Criticism of the proposal has also come from other Lebanese officials not affiliated with Hezbollah. One senior Lebanese official not involved in the negotiations described the proposal’s wording as deeply ambiguous, saying it remains unclear whether the ceasefire and security arrangements would take effect simultaneously or sequentially. The official also called out a section of the draft that endorses US Secretary of State Marco Rubio’s claim that Hezbollah is “an enemy of Lebanon” in addition to being an enemy of Israel and the United States, calling the paragraph embarrassing for Lebanon even if it only reflects a US position.

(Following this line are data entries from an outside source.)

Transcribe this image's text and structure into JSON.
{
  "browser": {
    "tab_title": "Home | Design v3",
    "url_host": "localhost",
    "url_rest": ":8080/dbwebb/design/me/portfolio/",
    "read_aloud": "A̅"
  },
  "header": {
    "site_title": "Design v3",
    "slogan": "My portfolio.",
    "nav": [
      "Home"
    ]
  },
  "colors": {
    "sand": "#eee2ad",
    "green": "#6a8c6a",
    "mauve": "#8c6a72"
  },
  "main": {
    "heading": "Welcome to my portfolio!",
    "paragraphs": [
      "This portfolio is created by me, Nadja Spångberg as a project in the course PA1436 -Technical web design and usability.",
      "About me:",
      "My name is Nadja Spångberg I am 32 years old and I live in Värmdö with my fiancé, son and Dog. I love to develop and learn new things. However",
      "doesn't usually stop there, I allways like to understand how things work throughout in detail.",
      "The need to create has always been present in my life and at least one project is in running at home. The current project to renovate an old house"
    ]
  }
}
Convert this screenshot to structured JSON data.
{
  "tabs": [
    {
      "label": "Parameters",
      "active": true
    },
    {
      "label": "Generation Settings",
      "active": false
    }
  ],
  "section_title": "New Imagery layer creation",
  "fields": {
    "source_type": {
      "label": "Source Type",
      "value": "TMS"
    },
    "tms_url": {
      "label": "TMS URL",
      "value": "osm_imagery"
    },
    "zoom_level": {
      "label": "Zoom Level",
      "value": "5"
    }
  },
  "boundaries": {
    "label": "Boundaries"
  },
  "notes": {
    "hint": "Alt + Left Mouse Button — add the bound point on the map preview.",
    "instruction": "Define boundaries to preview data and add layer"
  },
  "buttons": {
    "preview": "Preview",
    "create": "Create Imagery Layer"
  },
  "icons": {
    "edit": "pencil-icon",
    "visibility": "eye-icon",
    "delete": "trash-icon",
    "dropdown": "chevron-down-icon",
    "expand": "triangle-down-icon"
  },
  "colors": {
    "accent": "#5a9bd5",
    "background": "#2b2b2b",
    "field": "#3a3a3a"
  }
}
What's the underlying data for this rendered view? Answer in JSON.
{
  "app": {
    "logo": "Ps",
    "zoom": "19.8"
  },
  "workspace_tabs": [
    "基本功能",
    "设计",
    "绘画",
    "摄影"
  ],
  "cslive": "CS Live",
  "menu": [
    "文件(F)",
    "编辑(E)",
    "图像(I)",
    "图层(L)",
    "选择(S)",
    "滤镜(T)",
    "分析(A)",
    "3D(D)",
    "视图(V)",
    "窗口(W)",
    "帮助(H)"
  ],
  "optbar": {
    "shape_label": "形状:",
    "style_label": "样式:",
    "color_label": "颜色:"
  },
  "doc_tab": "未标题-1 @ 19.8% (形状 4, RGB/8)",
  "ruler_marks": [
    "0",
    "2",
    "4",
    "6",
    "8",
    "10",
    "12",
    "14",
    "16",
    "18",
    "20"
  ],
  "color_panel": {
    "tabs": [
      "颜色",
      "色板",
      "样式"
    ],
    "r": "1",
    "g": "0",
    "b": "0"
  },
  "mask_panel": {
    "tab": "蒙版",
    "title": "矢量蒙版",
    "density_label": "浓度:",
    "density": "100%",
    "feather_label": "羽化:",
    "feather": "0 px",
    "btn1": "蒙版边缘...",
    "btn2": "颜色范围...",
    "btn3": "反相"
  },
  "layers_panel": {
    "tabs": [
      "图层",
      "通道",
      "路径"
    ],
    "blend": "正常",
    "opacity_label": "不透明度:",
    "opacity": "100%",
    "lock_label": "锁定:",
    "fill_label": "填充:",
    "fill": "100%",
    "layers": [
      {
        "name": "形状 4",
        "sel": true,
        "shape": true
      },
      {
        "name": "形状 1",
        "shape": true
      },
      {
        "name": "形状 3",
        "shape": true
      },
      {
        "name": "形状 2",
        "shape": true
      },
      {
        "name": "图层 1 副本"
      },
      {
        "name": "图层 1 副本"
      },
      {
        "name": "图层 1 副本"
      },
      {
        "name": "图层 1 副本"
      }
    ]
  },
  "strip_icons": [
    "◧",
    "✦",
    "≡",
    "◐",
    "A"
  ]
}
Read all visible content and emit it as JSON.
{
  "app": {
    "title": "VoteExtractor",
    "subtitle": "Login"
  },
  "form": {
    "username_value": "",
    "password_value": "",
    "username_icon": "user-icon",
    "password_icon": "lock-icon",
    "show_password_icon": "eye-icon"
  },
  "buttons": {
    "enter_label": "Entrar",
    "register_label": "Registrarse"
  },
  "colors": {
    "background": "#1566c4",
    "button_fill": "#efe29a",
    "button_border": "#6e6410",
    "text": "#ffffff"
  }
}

The dispute highlights the narrow, high-stakes path facing the Lebanese government. The presidency has framed the proposal as a last chance to secure a broad ceasefire, but Hezbollah views it as an attempt to achieve through diplomacy what Israel failed to win through military force. It also exposes a core contradiction at the heart of the US-led process: Washington is pushing for a formal state-to-state agreement between Lebanon and Israel, but the most powerful military actor on the Lebanese side – Hezbollah – has been excluded from the negotiations entirely.
Israeli and Lebanese delegations are scheduled to reconvene later this month for further talks on political and security arrangements. Even so, Lebanese officials openly acknowledge that without Hezbollah’s backing, the proposal is at risk of remaining nothing more than a non-binding diplomatic framework with no viable path to implementation.